Presumably, the decrease in crop hectare yield in 1950 cannot be explained by the exhaustion of better land margins alone. Take Sinchu, for example, where the total yield in 1949 (5.06 × 10.4) was only a fraction lower than that in 1950 (8.3 × 6.61). The 64 percent increase in crop area in 1950 led to only a 4.3 percent increase in total yield, suggesting that the yields from incremental crop area were so low that one doubts whether the land-margin-exhaustion interpretation would suffice. Planting at a rapid rate might have led to generally poor organization for citronella cultivation. Of course, there is also the possibility of random fluctuations owing to weather, etc. But, the further decline in average crop hectare yield in 1951, with further increase in crop area (hectare), again confirms the very low yield of marginal planting owing to the exhaustion of better internal land margins.

To the extent that the total yield on the given (physical) land increased as a result of increasing crop area (planting rate), as is clearly the case when we compare 1948 with any of the following three years (table 5),[8] the average product of land had increased (i.e., shifted upward).
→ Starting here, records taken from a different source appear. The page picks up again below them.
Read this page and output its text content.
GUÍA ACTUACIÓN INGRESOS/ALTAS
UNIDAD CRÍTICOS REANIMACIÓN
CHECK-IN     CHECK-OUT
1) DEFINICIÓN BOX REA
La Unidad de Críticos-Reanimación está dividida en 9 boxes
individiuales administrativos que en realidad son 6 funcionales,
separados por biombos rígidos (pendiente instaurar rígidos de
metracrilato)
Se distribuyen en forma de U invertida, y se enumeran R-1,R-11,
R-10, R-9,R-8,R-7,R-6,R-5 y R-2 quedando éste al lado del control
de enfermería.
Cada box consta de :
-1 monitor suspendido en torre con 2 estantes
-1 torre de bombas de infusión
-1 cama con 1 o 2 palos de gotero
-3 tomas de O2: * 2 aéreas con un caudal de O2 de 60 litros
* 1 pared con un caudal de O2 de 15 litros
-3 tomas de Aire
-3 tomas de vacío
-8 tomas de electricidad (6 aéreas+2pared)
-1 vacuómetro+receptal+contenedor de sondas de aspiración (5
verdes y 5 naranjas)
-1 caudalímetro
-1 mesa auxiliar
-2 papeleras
This implies that the marginal product curve of cultivated land also increased, owing to the increase in tenant inputs. Judging from the fact that the total output (crop area times the hectare yield) increased significantly more in prefectures of the higher rankings (ranked according to proportions of farms affected by the share restriction), the marginal product of land in tenant farms increased relative to farms unaffected by the restriction. To the extent that the average yield per crop hectare sharply decreased, as was clearly the case after 1949, the marginal yield of increasing tenant inputs in cultivating incremental crop hectare (area) must have fallen to a very low level. If the cost of tenant inputs required to cultivate each additional crop hectare remained constant or increased, the very low yield of tilling the incremental crop area confirms that the marginal cost of tenant inputs was higher than the associated marginal product. Relating this to the relative prefecture responses as predicted in accordance with their ranking, the evidence also confirms that the marginal product of farming resources other than land yielded lower returns in tenant farms than in owner farms. All this is implied by the hypothesis of increased farming intensity derived from my theory of share tenancy.

Crops of the Interplanting Margin

Other identifiable marginal crops behaved similarly. Here let me turn to the crops of the interplanting margin. Between the rows of a planted crop something else could be grown. If another crop is added in the space between the rows to grow at the same time, it is called interplanting. If another crop is added in between, but continues to grow alone after the initial crop is harvested, it is called relaying. To relay is to interplant partially.